Since 2019 the lowest year on year increase in UK Black Friday ad budgets is +74%. As everyone cranks their budgets up ahead of the big weekend, they will pour their budgets into Google and Meta products in the hope of pulling people through to their webstores (after all, 68% of all purchases are forecast to be made online this year). Planners will have set up campaigns to target those most likely to be seeking deals and bidding against generic Black Friday keyword lists, resulting in skyrocketing costs.


According to Wundermann Thompson Commerce research, 52% of people will go directly to Amazon to find the best deals, whilst 32% will use search engines.

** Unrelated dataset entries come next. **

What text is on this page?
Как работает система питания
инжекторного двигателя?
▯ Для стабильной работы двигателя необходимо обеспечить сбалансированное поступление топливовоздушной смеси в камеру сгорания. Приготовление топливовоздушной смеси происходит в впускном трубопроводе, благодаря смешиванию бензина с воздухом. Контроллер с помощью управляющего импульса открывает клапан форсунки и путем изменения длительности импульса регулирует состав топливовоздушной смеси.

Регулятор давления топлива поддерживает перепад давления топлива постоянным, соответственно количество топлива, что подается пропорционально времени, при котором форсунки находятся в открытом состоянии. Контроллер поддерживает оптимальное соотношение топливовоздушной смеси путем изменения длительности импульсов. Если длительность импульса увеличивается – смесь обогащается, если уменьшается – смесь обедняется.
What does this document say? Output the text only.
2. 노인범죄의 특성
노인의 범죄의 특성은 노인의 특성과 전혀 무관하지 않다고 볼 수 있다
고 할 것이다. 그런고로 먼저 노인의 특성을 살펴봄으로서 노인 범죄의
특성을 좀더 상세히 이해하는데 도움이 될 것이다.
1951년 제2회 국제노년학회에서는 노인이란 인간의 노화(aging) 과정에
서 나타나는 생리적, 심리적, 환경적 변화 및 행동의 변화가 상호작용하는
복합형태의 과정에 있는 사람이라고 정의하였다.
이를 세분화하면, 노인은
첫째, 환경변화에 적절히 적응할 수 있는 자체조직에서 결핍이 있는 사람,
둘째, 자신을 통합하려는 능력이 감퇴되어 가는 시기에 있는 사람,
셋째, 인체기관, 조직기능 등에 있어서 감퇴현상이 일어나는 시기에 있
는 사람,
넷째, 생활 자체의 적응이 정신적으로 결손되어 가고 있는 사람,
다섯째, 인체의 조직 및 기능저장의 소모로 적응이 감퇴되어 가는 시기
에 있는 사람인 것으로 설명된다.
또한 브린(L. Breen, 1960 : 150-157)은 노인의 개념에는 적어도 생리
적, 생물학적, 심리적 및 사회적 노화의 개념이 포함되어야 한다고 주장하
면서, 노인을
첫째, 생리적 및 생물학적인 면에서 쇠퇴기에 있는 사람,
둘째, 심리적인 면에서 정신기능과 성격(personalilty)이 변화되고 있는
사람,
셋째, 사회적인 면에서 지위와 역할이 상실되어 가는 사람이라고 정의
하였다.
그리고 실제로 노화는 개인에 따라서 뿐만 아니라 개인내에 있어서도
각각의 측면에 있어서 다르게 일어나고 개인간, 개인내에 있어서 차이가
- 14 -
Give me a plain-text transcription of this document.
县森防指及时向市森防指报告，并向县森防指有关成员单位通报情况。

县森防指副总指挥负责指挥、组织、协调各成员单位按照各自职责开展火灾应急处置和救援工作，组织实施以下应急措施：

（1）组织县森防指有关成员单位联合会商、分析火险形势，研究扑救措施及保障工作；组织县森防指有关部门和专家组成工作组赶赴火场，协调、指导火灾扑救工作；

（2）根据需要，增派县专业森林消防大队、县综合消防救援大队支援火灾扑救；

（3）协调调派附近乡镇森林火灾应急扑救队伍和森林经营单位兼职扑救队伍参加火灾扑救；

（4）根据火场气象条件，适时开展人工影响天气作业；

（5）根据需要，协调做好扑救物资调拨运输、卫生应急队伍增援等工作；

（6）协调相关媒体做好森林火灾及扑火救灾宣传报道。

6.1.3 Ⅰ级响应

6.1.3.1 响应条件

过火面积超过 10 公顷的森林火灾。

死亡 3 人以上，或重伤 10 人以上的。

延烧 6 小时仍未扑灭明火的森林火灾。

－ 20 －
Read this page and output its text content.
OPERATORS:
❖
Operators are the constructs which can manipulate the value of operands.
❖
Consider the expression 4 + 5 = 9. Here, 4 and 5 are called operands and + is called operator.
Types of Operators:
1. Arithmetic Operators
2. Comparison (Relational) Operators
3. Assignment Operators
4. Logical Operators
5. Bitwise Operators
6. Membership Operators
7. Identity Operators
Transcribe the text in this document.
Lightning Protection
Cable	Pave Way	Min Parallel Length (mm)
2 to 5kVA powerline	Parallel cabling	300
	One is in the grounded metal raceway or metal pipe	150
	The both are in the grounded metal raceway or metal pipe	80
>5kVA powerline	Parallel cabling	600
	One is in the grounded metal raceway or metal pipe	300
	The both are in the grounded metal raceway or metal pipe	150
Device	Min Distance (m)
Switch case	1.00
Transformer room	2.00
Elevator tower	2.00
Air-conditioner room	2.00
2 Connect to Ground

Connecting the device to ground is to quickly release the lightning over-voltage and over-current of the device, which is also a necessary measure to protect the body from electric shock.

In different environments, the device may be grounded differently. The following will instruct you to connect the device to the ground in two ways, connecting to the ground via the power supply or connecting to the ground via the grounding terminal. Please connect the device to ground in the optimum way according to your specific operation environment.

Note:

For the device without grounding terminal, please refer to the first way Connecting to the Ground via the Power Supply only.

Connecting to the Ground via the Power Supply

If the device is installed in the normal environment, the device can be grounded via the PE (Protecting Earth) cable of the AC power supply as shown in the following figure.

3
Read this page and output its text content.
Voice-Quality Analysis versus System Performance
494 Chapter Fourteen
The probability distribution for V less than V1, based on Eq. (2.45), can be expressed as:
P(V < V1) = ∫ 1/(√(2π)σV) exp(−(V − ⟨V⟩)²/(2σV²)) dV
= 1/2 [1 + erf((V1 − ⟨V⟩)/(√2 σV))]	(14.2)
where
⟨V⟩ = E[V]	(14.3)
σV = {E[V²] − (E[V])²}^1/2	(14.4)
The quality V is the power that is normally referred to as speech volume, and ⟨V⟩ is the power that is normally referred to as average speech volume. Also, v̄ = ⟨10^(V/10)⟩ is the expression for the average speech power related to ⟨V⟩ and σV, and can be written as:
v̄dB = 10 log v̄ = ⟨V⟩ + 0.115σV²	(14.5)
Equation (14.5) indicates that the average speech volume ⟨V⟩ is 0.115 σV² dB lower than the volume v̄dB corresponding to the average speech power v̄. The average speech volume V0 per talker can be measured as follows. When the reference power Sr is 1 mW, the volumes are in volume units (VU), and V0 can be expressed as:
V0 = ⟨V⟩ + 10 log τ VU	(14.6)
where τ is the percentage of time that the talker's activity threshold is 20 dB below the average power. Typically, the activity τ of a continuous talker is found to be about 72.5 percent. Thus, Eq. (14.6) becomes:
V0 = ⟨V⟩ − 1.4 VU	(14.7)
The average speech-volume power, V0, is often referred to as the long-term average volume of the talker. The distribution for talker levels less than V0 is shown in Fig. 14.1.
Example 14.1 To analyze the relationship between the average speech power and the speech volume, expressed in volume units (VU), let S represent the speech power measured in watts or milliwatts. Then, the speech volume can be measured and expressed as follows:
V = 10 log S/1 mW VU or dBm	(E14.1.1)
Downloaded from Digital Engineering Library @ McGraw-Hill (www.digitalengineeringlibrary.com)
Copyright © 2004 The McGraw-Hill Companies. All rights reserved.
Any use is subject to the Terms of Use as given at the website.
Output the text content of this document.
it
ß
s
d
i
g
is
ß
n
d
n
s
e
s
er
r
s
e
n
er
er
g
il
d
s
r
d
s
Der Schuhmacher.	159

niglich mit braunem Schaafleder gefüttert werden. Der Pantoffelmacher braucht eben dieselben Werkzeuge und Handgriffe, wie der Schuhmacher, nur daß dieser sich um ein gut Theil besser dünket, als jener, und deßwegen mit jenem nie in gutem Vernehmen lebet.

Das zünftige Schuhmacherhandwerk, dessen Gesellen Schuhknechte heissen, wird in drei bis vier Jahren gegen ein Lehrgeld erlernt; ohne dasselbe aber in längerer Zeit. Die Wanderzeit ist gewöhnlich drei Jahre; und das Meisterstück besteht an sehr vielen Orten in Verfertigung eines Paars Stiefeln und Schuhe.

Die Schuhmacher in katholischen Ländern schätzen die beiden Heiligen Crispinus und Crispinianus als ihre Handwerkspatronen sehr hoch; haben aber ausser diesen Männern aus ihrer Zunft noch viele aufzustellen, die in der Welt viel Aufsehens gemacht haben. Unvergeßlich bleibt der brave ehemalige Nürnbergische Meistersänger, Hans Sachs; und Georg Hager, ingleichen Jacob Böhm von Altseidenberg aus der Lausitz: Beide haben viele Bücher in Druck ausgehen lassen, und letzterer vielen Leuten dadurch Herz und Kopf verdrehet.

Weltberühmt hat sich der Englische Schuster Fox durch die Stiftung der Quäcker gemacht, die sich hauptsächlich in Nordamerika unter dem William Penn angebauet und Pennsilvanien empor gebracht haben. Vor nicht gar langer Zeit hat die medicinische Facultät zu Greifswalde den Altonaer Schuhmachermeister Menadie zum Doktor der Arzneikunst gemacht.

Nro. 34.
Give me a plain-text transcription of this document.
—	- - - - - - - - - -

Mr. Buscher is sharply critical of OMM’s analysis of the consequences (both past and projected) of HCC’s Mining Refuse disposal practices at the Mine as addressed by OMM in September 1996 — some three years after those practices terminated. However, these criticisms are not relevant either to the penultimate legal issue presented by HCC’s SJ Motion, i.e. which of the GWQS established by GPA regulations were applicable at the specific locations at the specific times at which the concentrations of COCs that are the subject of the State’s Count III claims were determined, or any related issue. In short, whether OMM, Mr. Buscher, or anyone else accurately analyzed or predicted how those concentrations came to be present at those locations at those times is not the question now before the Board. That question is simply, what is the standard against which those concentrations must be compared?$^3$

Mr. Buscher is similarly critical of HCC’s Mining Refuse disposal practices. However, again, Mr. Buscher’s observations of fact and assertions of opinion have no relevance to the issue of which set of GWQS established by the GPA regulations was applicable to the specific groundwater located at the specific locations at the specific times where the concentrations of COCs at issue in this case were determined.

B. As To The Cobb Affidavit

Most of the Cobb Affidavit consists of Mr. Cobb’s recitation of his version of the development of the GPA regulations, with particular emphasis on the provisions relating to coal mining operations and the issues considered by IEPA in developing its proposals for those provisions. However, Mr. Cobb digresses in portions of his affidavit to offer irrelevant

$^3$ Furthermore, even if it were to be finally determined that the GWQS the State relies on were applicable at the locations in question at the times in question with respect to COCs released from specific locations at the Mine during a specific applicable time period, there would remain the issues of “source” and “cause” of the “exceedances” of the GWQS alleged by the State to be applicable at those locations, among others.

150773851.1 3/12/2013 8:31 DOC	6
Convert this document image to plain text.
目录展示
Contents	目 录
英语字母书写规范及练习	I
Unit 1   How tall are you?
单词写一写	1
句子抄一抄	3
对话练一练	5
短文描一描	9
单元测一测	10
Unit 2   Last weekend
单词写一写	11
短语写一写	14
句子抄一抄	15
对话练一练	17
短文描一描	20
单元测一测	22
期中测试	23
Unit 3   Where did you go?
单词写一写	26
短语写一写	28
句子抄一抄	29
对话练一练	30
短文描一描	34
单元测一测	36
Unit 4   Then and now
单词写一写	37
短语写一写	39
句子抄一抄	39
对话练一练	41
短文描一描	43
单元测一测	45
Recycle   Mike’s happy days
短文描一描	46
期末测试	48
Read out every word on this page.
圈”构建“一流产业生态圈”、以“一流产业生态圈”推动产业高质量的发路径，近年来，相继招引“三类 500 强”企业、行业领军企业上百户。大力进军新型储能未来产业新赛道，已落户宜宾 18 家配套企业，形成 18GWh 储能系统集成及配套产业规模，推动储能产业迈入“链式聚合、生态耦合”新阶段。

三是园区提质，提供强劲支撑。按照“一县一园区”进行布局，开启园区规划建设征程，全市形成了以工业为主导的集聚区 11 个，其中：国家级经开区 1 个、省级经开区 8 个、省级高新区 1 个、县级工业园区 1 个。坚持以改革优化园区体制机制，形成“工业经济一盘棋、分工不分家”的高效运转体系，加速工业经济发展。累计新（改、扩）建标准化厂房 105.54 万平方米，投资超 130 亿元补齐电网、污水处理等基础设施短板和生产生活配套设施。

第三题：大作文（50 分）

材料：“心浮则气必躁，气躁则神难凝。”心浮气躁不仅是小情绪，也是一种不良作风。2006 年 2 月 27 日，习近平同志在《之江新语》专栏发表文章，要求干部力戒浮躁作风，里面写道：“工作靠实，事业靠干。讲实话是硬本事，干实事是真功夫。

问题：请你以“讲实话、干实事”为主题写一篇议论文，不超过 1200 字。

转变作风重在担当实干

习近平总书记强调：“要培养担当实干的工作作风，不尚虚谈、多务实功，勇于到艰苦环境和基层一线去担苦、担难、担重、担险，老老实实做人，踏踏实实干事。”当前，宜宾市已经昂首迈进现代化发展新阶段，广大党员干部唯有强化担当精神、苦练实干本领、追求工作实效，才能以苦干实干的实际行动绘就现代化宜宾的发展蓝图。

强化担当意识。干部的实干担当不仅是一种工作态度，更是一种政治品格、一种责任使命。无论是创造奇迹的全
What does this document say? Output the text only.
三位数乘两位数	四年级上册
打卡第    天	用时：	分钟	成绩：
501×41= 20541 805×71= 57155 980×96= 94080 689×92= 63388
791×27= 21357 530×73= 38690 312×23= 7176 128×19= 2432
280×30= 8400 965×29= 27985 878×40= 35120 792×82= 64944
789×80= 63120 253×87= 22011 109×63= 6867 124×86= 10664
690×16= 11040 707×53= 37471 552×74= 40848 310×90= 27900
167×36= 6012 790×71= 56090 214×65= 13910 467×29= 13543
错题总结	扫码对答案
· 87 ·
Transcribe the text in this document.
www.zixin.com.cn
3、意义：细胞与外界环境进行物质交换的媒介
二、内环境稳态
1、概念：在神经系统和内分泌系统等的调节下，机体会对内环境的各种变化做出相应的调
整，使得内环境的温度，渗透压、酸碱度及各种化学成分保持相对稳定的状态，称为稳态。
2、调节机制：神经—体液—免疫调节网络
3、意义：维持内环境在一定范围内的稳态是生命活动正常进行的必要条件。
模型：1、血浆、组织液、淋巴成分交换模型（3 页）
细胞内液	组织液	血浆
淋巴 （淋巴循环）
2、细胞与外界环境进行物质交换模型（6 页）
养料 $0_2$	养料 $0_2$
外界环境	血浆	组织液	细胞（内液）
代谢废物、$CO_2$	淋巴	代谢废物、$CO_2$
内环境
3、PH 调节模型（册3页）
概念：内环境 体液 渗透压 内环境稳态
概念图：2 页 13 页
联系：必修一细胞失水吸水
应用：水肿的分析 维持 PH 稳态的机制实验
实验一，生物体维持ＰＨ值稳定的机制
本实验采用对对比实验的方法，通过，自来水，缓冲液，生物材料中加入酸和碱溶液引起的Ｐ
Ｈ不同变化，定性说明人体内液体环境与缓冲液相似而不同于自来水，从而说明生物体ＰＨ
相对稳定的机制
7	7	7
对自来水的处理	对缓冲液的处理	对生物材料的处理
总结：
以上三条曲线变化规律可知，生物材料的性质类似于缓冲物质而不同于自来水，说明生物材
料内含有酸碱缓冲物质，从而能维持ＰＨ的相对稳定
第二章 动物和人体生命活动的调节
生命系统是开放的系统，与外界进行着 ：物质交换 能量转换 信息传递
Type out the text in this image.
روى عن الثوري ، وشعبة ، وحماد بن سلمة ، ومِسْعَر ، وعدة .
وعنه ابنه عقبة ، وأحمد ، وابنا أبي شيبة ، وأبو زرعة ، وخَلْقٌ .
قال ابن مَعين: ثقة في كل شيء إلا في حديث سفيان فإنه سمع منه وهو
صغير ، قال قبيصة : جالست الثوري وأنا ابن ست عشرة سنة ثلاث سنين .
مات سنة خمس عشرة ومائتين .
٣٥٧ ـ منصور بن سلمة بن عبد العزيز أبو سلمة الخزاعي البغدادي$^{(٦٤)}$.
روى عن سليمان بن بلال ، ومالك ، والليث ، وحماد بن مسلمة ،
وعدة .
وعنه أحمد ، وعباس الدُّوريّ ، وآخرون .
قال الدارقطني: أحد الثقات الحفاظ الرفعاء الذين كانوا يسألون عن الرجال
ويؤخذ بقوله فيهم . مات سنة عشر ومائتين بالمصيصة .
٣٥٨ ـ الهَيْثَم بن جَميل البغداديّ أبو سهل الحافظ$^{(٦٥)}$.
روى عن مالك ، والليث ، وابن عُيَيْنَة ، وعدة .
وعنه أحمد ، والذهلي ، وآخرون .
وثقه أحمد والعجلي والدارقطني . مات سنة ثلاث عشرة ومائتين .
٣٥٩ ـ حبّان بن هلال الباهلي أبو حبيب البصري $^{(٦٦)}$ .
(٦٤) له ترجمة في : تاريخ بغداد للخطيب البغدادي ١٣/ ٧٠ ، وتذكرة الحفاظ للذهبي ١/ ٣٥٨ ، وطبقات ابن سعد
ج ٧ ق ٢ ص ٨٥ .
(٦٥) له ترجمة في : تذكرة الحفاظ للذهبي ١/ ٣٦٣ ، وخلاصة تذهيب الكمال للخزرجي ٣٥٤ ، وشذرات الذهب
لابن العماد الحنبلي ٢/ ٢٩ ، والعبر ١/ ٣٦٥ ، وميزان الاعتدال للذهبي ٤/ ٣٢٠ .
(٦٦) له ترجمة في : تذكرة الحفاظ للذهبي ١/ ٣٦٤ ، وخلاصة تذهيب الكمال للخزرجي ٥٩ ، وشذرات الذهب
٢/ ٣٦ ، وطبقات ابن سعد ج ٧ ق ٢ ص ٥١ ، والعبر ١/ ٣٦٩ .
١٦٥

Whilst Google data suggests that John Lewis are the second highest associated brand with Black Friday searches in the UK.


In the financial year ending in 2022 John Lewis saw a revenue increase after four consecutive years of decline, but then saw a £70 million year on year decline in 2023. Their operating profit in the first half of the year has declined by £18m. Once hailed as the Long and Short of it textbook example of brand-building, they run the risk of debasing their brand quality to try and drive recovery. YouGov brand index data shows a consistent decline in perceptions of being good value for money (important distinction: not cheap) over the past two years. Relying on heavy discounting during sales periods is not a solution that will reverse this trend and keep the Amazonian wolf from the door.